Redis inverts this priority. Speed first, durability second.

Traditional Database Redis
Where data lives Disk (with memory caching) Memory (with optional disk persistence)
Access time Milliseconds (disk seek + query plan) Microseconds (direct memory access)
Data model Tables/documents with rich query languages (SQL, MQL) Key-value with typed data structures (strings, lists, sets, hashes, sorted sets, streams)
Concurrency model Multi-threaded with locks, MVCC, or optimistic concurrency Single-threaded — commands execute sequentially, no locking needed
Durability Writes are durable by default (WAL, fsync) Writes are in-memory by default; persistence is opt-in and lossy
Query capability Joins, aggregations, subqueries, indexes on any column Get by key, operate on data structure (no joins, no ad-hoc queries)
Dataset size Limited by disk (terabytes+) Limited by RAM (typically gigabytes)
Failure cost Data survives crashes (designed for it) Data can be lost on crash (depends on persistence config)

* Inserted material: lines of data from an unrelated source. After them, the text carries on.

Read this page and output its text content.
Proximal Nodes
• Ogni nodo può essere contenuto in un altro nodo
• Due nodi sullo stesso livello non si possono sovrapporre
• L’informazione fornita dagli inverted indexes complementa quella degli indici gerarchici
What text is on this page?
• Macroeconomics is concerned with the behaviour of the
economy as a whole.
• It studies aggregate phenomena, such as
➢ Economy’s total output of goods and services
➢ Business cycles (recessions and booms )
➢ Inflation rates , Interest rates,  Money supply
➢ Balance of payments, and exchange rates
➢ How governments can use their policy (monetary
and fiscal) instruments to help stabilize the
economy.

Why Not Just Use a Database for Everything?

Because some operations don't need what a database provides — and pay a heavy price for it.

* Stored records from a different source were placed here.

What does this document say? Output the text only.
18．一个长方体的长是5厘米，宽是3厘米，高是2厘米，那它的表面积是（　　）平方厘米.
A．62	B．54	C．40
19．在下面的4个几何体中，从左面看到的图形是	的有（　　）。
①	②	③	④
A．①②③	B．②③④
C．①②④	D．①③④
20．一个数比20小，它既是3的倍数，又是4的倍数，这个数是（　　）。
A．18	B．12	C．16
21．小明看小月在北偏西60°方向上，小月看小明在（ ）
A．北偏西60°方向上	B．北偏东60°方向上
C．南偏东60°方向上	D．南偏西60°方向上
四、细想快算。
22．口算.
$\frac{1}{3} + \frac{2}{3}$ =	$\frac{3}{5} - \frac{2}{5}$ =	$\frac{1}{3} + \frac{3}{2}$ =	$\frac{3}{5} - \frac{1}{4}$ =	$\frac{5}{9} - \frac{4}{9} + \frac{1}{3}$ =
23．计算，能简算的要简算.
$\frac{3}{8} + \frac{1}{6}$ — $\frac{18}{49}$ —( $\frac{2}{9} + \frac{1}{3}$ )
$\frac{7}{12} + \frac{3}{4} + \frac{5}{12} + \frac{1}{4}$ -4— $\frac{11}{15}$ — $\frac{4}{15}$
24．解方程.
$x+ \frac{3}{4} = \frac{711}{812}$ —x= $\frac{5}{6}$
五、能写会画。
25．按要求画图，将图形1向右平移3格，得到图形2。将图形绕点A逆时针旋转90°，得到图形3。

Consider a session store. You write a session on login, read it on every request, and delete it on logout. You don't need joins, transactions, or complex queries. You don't need the data to survive a server reboot (the user just logs in again). What you need is speed — sub-millisecond reads on every single HTTP request.

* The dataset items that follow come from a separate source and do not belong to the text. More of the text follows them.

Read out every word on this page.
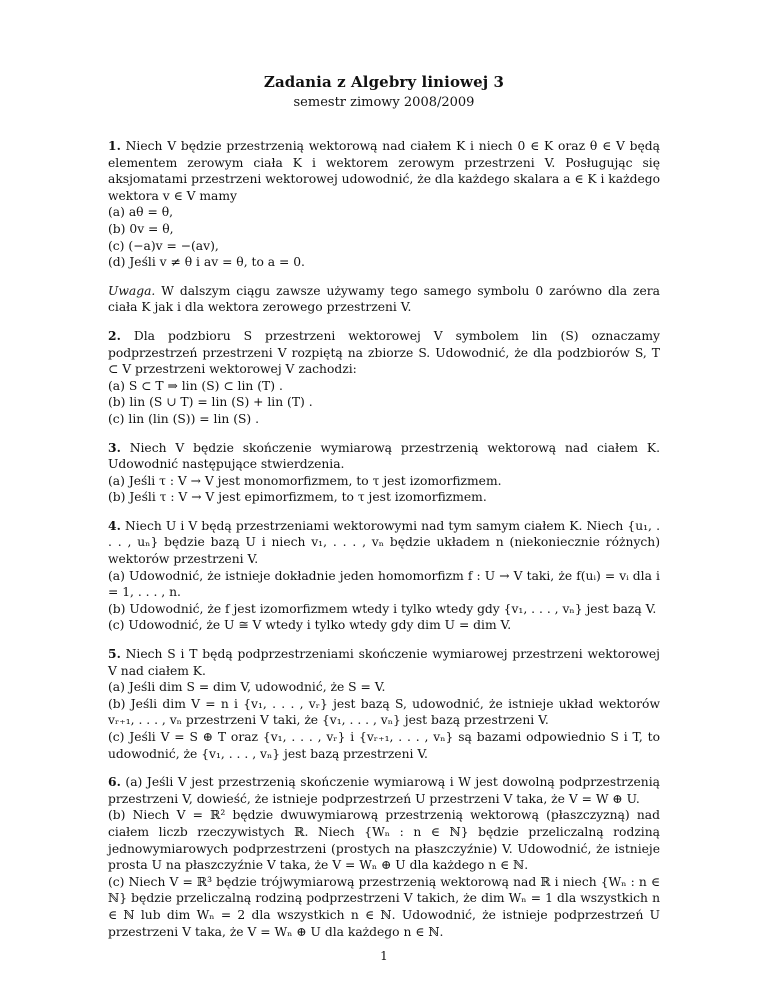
Zadania z Algebry liniowej 3
semestr zimowy 2008/2009
1. Niech V będzie przestrzenią wektorową nad ciałem K i niech 0 ∈ K oraz θ ∈ V będą elementem zerowym ciała K i wektorem zerowym przestrzeni V. Posługując się aksjomatami przestrzeni wektorowej udowodnić, że dla każdego skalara a ∈ K i każdego wektora v ∈ V mamy
(a) aθ = θ,
(b) 0v = θ,
(c) (−a)v = −(av),
(d) Jeśli v ≠ θ i av = θ, to a = 0.
Uwaga. W dalszym ciągu zawsze używamy tego samego symbolu 0 zarówno dla zera ciała K jak i dla wektora zerowego przestrzeni V.
2. Dla podzbioru S przestrzeni wektorowej V symbolem lin (S) oznaczamy podprzestrzeń przestrzeni V rozpiętą na zbiorze S. Udowodnić, że dla podzbiorów S, T ⊂ V przestrzeni wektorowej V zachodzi:
(a) S ⊂ T ⇒ lin (S) ⊂ lin (T) .
(b) lin (S ∪ T) = lin (S) + lin (T) .
(c) lin (lin (S)) = lin (S) .
3. Niech V będzie skończenie wymiarową przestrzenią wektorową nad ciałem K. Udowodnić następujące stwierdzenia.
(a) Jeśli τ : V → V jest monomorfizmem, to τ jest izomorfizmem.
(b) Jeśli τ : V → V jest epimorfizmem, to τ jest izomorfizmem.
4. Niech U i V będą przestrzeniami wektorowymi nad tym samym ciałem K. Niech {u₁, . . . , uₙ} będzie bazą U i niech v₁, . . . , vₙ będzie układem n (niekoniecznie różnych) wektorów przestrzeni V.
(a) Udowodnić, że istnieje dokładnie jeden homomorfizm f : U → V taki, że f(uᵢ) = vᵢ dla i = 1, . . . , n.
(b) Udowodnić, że f jest izomorfizmem wtedy i tylko wtedy gdy {v₁, . . . , vₙ} jest bazą V.
(c) Udowodnić, że U ≅ V wtedy i tylko wtedy gdy dim U = dim V.
5. Niech S i T będą podprzestrzeniami skończenie wymiarowej przestrzeni wektorowej V nad ciałem K.
(a) Jeśli dim S = dim V, udowodnić, że S = V.
(b) Jeśli dim V = n i {v₁, . . . , vᵣ} jest bazą S, udowodnić, że istnieje układ wektorów vᵣ₊₁, . . . , vₙ przestrzeni V taki, że {v₁, . . . , vₙ} jest bazą przestrzeni V.
(c) Jeśli V = S ⊕ T oraz {v₁, . . . , vᵣ} i {vᵣ₊₁, . . . , vₙ} są bazami odpowiednio S i T, to udowodnić, że {v₁, . . . , vₙ} jest bazą przestrzeni V.
6. (a) Jeśli V jest przestrzenią skończenie wymiarową i W jest dowolną podprzestrzenią przestrzeni V, dowieść, że istnieje podprzestrzeń U przestrzeni V taka, że V = W ⊕ U.
(b) Niech V = ℝ² będzie dwuwymiarową przestrzenią wektorową (płaszczyzną) nad ciałem liczb rzeczywistych ℝ. Niech {Wₙ : n ∈ ℕ} będzie przeliczalną rodziną jednowymiarowych podprzestrzeni (prostych na płaszczyźnie) V. Udowodnić, że istnieje prosta U na płaszczyźnie V taka, że V = Wₙ ⊕ U dla każdego n ∈ ℕ.
(c) Niech V = ℝ³ będzie trójwymiarową przestrzenią wektorową nad ℝ i niech {Wₙ : n ∈ ℕ} będzie przeliczalną rodziną podprzestrzeni V takich, że dim Wₙ = 1 dla wszystkich n ∈ ℕ lub dim Wₙ = 2 dla wszystkich n ∈ ℕ. Udowodnić, że istnieje podprzestrzeń U przestrzeni V taka, że V = Wₙ ⊕ U dla każdego n ∈ ℕ.
1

A database handles this at ~1-5ms per read (network + query plan + disk/cache). Redis handles it at ~0.1ms. At 10,000 requests per second, that's the difference between 10-50 seconds of cumulative latency and 1 second.

The same logic applies to:

  • Caching: store computed results to avoid re-querying the database
  • Rate limiting: count requests per user per time window
  • Leaderboards: sorted sets give you rank operations in O(log n)
  • Queues: lists with blocking pop give you a job queue with no polling
  • Pub/Sub: real-time message fanout without a message broker

When Redis Is the Wrong Choice

Redis is not a replacement for your database. It's a complement:

Redis Is Not a Database Replacement

  • Your source of truth should be a database. Redis can lose data on crash (even with persistence, the default appendfsync everysec has a ~1 second data loss window).
  • If your data doesn't fit in RAM, Redis is not the right tool. A 500GB dataset needs 500GB of RAM — expensive and impractical for most use cases.
  • If you need complex queries, Redis can't help. There is no SELECT * FROM users WHERE age > 30 AND city = 'Tokyo'. Redis retrieves by key, not by query.
  • If you need strong durability guarantees (financial transactions, legal records), Redis's persistence model is too weak. Use a database with WAL and synchronous replication.

The Mental Model

Think of Redis as your application's working memory — fast, limited in size, and optimized for data you need right now. Your database is long-term storage — slower, vast, and designed to never lose anything. The two work together:

graph LR
    App["Application"] -->|"fast path<br/><i>~0.1ms</i>"| Redis["Redis<br/><i>working memory</i>"]
    App -->|"slow path<br/><i>~1-5ms</i>"| DB["Database<br/><i>long-term storage</i>"]
    Redis -.->|"cache miss"| DB
    DB -.->|"populate cache"| Redis

The rest of this guide dives into how Redis achieves this speed, what happens when you outgrow a single instance, and the hard distributed systems problems that emerge at scale.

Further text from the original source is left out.